YUSUF AKCURA HAYATI, EDEBİ KİŞİLİĞİ VE ESERLERİ
SANATÇILAR > SANATÇILAR
YUSUF AKCURA: (1876-1935)
*Milli Edebiyat Dönemi yazarı, asker, öğretmen, gazeteci, tarihçi, siyasetçi.
*Türkçülük akımının öncülerinden.
*Kazan’ın Simbir şehrinde doğmuştur. Tatar asıllıdır.
*Babasının ölümü üzerine İstanbul’a göç etmişlerdir. (1883)
*İlköğrenimini Mahmud Paşa ve Kara Hâfız’da tamamladıktan sonra Koca Mustafa Paşa Rüşdiyesi’ne yazılır.
*Dördüncü sınıfı bitirince Harbiye’ye kabul edilmiştir. (1892)
*Okuldan mezun olunca Jön Türkler’le ilgisi bulunduğu gerekçesiyle tevkif edilir.
*Fizan’a sürülmek üzere Trablusgarp’a gönderilmiş; fakat orada serbest bırakılarak rütbesi iade edilmiştir.
*Bir müddet sonra tahsiline Avrupa’da devam etmek için Tunus’a kaçar. (1899)
*Paris’e geçerek Ecole Libre des Sciences Politiques’e kaydolur.
*Burada Jön Türk hareketi ile tanışır ve Şûrâ-yı Ümmet gazetesinde yazılar yazmaya başlar.
*1903’te tahsilini tamamladıktan sonra Kazan’a döner ve meşhur “Üç Tarz-ı Siyâset” makalesini kaleme alır.
*Tarih, coğrafya ve Osmanlı Türk Edebiyatı öğretmenliği yapar.
*Çeşitli gazetelerde çıkan yazılarıyla Rusya Türkleri’nin mücadelelerine katkı sağlar.
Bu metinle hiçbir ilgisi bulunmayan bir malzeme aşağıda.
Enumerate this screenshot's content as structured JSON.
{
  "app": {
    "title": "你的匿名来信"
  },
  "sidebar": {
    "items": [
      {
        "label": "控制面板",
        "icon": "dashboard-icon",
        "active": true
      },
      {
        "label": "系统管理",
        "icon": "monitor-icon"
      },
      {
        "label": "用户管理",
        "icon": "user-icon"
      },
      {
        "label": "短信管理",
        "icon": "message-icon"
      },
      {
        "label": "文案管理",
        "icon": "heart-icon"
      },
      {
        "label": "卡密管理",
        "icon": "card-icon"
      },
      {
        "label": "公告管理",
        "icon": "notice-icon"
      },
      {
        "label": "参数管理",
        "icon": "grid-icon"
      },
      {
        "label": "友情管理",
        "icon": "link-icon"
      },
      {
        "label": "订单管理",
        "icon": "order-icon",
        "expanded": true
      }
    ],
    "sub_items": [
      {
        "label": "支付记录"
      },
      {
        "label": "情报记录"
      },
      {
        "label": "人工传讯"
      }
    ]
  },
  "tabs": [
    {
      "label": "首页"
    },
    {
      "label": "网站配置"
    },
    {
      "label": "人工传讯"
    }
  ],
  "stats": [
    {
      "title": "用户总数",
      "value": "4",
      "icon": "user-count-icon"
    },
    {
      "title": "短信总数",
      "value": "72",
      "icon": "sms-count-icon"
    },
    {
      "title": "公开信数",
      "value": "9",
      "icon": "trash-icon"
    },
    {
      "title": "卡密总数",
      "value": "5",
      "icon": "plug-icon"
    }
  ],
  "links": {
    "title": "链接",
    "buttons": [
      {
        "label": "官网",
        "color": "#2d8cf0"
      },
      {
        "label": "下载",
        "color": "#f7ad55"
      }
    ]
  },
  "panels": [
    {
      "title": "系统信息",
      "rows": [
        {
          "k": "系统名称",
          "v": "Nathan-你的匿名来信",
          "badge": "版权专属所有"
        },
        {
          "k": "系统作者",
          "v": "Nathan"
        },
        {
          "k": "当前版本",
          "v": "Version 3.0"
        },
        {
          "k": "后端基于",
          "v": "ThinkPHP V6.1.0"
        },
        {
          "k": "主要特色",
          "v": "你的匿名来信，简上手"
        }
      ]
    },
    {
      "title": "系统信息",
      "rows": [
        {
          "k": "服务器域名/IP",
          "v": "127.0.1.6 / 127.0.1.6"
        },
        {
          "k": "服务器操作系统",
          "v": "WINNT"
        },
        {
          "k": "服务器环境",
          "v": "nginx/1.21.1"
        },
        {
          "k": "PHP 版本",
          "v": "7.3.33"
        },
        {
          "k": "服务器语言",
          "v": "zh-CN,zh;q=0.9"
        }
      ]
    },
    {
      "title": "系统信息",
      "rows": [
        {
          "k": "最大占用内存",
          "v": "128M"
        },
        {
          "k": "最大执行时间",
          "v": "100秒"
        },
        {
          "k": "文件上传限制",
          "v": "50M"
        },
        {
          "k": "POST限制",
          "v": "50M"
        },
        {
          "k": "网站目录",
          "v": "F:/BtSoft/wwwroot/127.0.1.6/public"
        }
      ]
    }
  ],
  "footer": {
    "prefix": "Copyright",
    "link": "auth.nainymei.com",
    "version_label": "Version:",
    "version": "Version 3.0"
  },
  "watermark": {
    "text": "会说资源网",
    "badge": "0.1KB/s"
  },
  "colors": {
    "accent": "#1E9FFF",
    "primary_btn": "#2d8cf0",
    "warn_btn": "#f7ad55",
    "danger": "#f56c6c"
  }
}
*“Cedîdciler” arasında yer alır.
*“Rusya Müslümanları” adlı siyasî harekete de fiilen katılmıştır. (1905)
*Bir taraftan öğretmenlik yaparken diğer taraftan “Kazan Muhbiri” isimli gazeteyi çıkarır.
*II. Meşrutiyet ilân edilince İstanbul’a dönmüştür. (1910)
*İstanbul’da bu yıllarda faaliyete geçen Türkçülük’le ilgili derneklerin hemen hepsinin kurucuları içinde yer alır.
*Türk Yurdu Cemiyeti’nde ve Türk Yurdu dergisinde dikkat çeker.
*Çeşitli okullarda öğretmenliğe devam eder.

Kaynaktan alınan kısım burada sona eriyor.